Cui, Xiangdan, Zhang, Aijun, Liu, Jianwei, Wu, Kangkang, Chen, Zhengfeng, Wang, Qing
Biochemical and biophysical research communications 2018 v.504 no.4 pp. 784-791
apoptosis, cell proliferation, flow cytometry, hepatoma, humans, immunoblotting, luciferase, microRNA, mortality, quantitative polymerase chain reaction, reverse transcriptase polymerase chain reaction, signal transduction, therapeutics
Liver cancer has been considered as one of the major leading causes of cancer-related mortality. The incidence of liver cancer tends to increase in less developed regions. Increasing evidences have demonstrated that mircoRNAs (miRNAs) play crucial roles in the modulation of tumor growth and progression. Whereas, the functional role of miR-539 in hepatocellular carcinoma (HCC) is not well established.

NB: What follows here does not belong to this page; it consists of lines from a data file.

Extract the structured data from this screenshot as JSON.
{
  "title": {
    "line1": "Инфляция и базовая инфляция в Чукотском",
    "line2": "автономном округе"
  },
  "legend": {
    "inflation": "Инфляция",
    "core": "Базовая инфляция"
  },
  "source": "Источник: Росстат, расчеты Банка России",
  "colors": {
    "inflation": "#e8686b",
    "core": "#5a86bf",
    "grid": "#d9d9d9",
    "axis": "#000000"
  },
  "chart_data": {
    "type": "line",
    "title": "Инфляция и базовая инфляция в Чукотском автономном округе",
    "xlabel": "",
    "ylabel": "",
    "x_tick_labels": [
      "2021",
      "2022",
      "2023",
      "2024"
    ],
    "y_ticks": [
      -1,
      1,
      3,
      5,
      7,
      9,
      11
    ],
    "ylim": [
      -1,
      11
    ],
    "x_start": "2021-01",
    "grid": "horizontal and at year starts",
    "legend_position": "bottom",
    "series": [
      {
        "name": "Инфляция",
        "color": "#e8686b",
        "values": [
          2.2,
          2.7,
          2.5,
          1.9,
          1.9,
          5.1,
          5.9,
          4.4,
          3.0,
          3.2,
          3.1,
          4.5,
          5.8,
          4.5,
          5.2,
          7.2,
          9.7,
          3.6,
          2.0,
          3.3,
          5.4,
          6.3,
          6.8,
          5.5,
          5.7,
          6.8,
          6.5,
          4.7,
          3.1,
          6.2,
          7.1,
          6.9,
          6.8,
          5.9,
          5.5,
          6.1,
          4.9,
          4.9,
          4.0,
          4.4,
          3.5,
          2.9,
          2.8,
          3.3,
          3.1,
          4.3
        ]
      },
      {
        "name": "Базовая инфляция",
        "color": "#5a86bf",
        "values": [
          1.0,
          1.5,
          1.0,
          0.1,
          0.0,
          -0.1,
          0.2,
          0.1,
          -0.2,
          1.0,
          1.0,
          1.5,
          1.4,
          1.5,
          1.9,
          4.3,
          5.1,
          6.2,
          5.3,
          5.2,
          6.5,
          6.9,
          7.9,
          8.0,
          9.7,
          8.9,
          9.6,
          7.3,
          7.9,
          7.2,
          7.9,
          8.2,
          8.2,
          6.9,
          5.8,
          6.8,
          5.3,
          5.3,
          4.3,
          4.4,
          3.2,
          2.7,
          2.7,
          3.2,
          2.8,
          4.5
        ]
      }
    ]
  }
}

In our present study, we sought to explore biological role of miR-539 in HCC progression. qRT-PCR was utilized to evaluate the expression level of miR-539. Immunoblotting analysis, qRT-PCR and luciferase reporter assays were used for the identification of the potential target of miR-539. Proliferation, migration and invasion assays and flow cytometric were performed to assess the biological functional role of miR-539. The molecular signaling pathways related to the integration of miR-539 were also evaluated. MiR-539 was reduced in human HCC. Mitogen-activated protein kinase 1, also known as MAP2K1 was verified as the target of miR-539. Overexpression of miR-539 inhibited migration, invasion and cell proliferation, while apoptosis rate was increased. Knockdown or overexpression of MAP2K1 in HCC cell transfected with ag-miR-539 or in-miR-539 indicated that miR-539 suppresses the progression of HCC by directly targeting and regulating MAP2K1. Our results reveal that miR-539 might be a tumor suppressor in HCC, supporting a potential target for advanced therapeutic strategy for this disease.